The prince now gives advice so practical, so wise, as to be worthy of application by all sons at all times:

"My son, dost thou desire to become a preacher, remember, when thou art about to ascend the pulpit and to preach, quarrel and wrangle not with those who sit beneath. Speak everything as thou willest, only have care that all be truth and no error. Speak elegantly and fluently, and hesitate not, but speak according to thy heart's desire. From pride, deception, from a sensual life, remain free. Know this, that what of good actions thou practicest thy people will also perform.

"Dost thou desire to become a judge, then must thou be courageous, sharp-sighted, quick of comprehension, and a man of sound judgment. Thou must know what thy case has before it and behind it; thou must be a judge of men. Thou must know the habits of every class of men, thou must see into their failings. Give to each cause much investigation and, reflection, and after thou hast discerned the right decision, express it in few words that not a syllable further be needed. Above all things must the judge be honest, and his chief excellence consists in this, that he is learned and self-controlled, and keeps himself from forbidden things. Dost thou desire to become a physician? Then must thou learn the theory and practice of medicine. Thou must investigate fire, air, water, and earth. Thou must learn to distinguish the temperament, the sanguine, the choleric, the melancholy, and the phlegmatic, together with their related sources, the blood and the gall, also their corresponding principal organs. Thou must give attention also to the senses and their powers, seeing, hearing, tasting, smelling, and feeling; also to the inner powers, the imagination, memory, and reason; also to the animal powers, activity and repose. By the sick man himself lay thy hand upon the pulse.

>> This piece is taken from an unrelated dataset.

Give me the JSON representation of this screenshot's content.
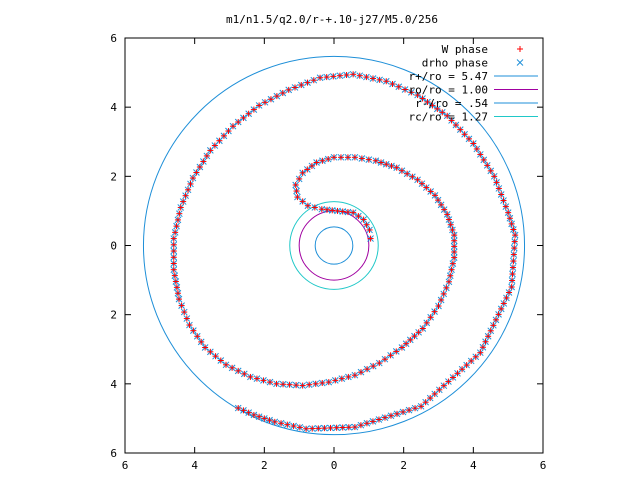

"Dost thou desire to become a poet, so give heed that thy expression in the poems be clear and plain. Shun dark speaking; write not poetry without imagery, taste, or art.

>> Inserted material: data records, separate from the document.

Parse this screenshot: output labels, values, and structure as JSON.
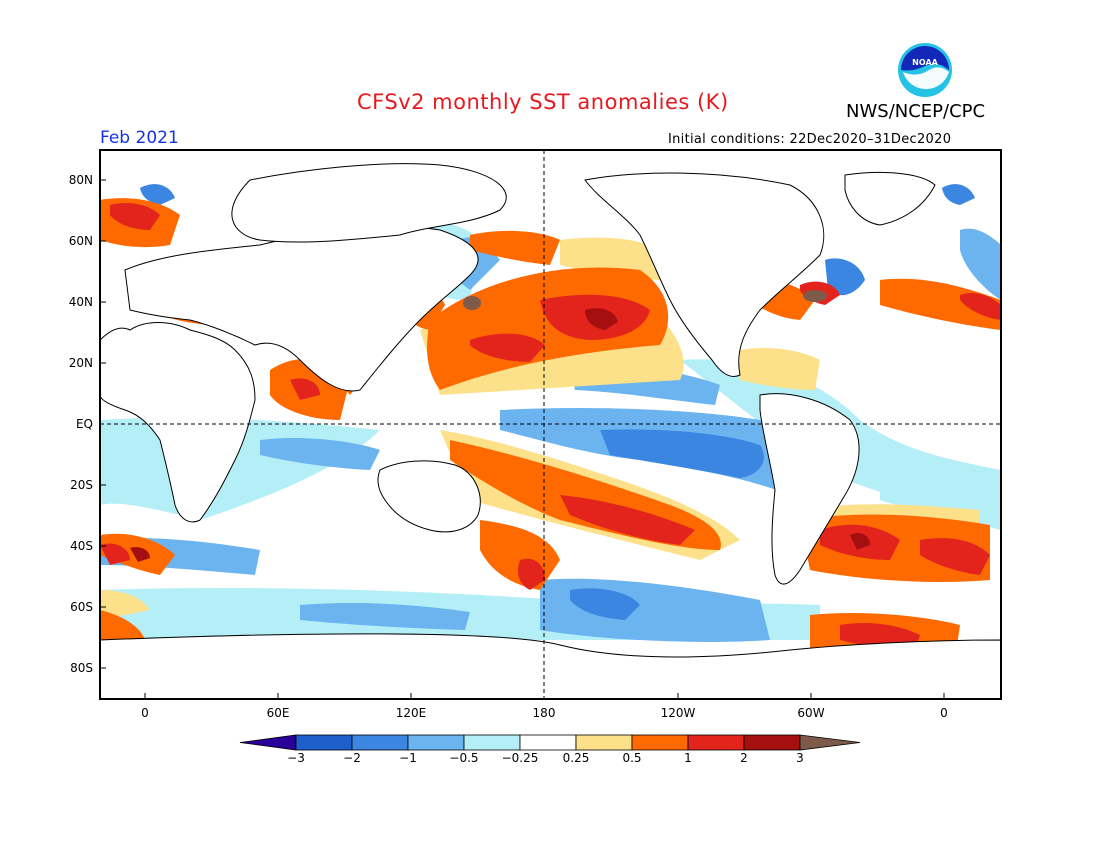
{
  "header": {
    "title": "CFSv2 monthly SST anomalies (K)",
    "agency": "NWS/NCEP/CPC",
    "logo_text": "NOAA",
    "month": "Feb 2021",
    "initial_conditions": "Initial conditions: 22Dec2020–31Dec2020"
  },
  "map": {
    "lat_labels": [
      "80N",
      "60N",
      "40N",
      "20N",
      "EQ",
      "20S",
      "40S",
      "60S",
      "80S"
    ],
    "lon_labels": [
      "0",
      "60E",
      "120E",
      "180",
      "120W",
      "60W",
      "0"
    ],
    "projection": "cylindrical equidistant, centered on 180",
    "reference_lines": [
      "equator (dashed)",
      "180 meridian (dashed)"
    ],
    "land_color": "#ffffff",
    "anomaly_regions": [
      {
        "region": "Tropical central and eastern Pacific",
        "category": "-1 to -0.5",
        "note": "La Nina cold tongue"
      },
      {
        "region": "Northwest and North Pacific",
        "category": "1 to 2"
      },
      {
        "region": "South Pacific diagonal band",
        "category": "1 to 2"
      },
      {
        "region": "Western Pacific warm pool",
        "category": "0.5 to 1"
      },
      {
        "region": "Northern Indian Ocean / Arabian Sea / Bay of Bengal",
        "category": "0.5 to 1"
      },
      {
        "region": "Western Mediterranean / North Atlantic",
        "category": "1 to 2"
      },
      {
        "region": "Gulf Stream / Northwest Atlantic",
        "category": "1 to 3"
      },
      {
        "region": "South Atlantic midlatitudes",
        "category": "1 to 2"
      },
      {
        "region": "Southern Ocean near Antarctic Peninsula",
        "category": "1 to 2"
      },
      {
        "region": "Labrador Sea",
        "category": "-1 to -2"
      },
      {
        "region": "Southern Ocean Pacific sector",
        "category": "-0.5 to -1"
      }
    ]
  },
  "colorbar": {
    "labels": [
      "−3",
      "−2",
      "−1",
      "−0.5",
      "−0.25",
      "0.25",
      "0.5",
      "1",
      "2",
      "3"
    ],
    "colors": [
      "#2a0099",
      "#1f5fcc",
      "#3a86e0",
      "#6cb4f0",
      "#b4eef6",
      "#ffffff",
      "#fde18a",
      "#ff6a00",
      "#e3241d",
      "#a50f0f",
      "#7e5a4a"
    ]
  }
}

"Dost thou desire to learn music, then must thou be well-habited and friendly, not of evil habit and ungracious. When thou comest into the company, be not always playing light songs and melodies, or always playing hard and difficult pieces. For the people assembled are not all of one nature, but are often quite opposed to each other; as generally men are not all of one taste. Therefore must thou be instructed in all forms of melody and various kinds of instruments, that all the people may receive pleasure.

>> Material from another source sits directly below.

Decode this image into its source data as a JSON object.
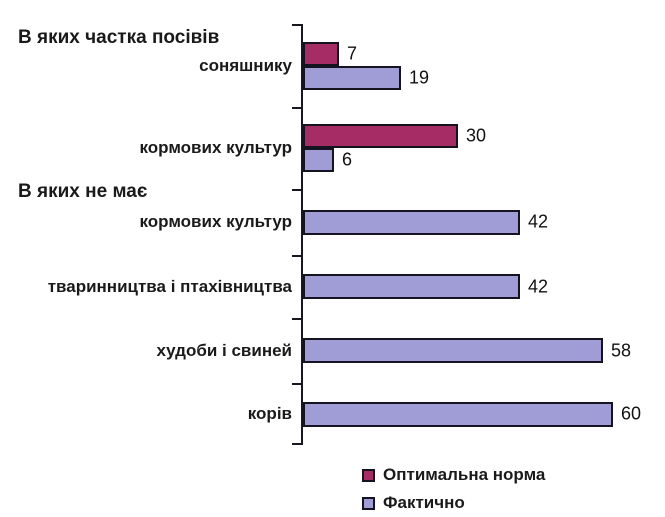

"Lastly, my son, art thou called to be a ruler—guard thyself from all that is forbidden. Reach not out thy hand after another's possession. In all things thou undertakest, first seek to bring thy desire into harmony with thy understanding; then begin the matter. In no affair over-haste thyself, but when thou hast hit the fitting time then come to the work. In all things regard consequences—a ruler must be sharp-sighted, and consider the end. And whatsoever possessions thou mayst have, and whatsoever occupations thou mayst pursue, seek always to reflect upon the beginning and the end; seek to know eternity and to gain the honor of the virtuous, that, among all men, thou mayst be one of the most excellent."

These words show a culture of which no people need be ashamed. Were there power to apply their wisdom in our day, life would enter upon its fuller fruition, and men would be more helpful one to another, because more noble.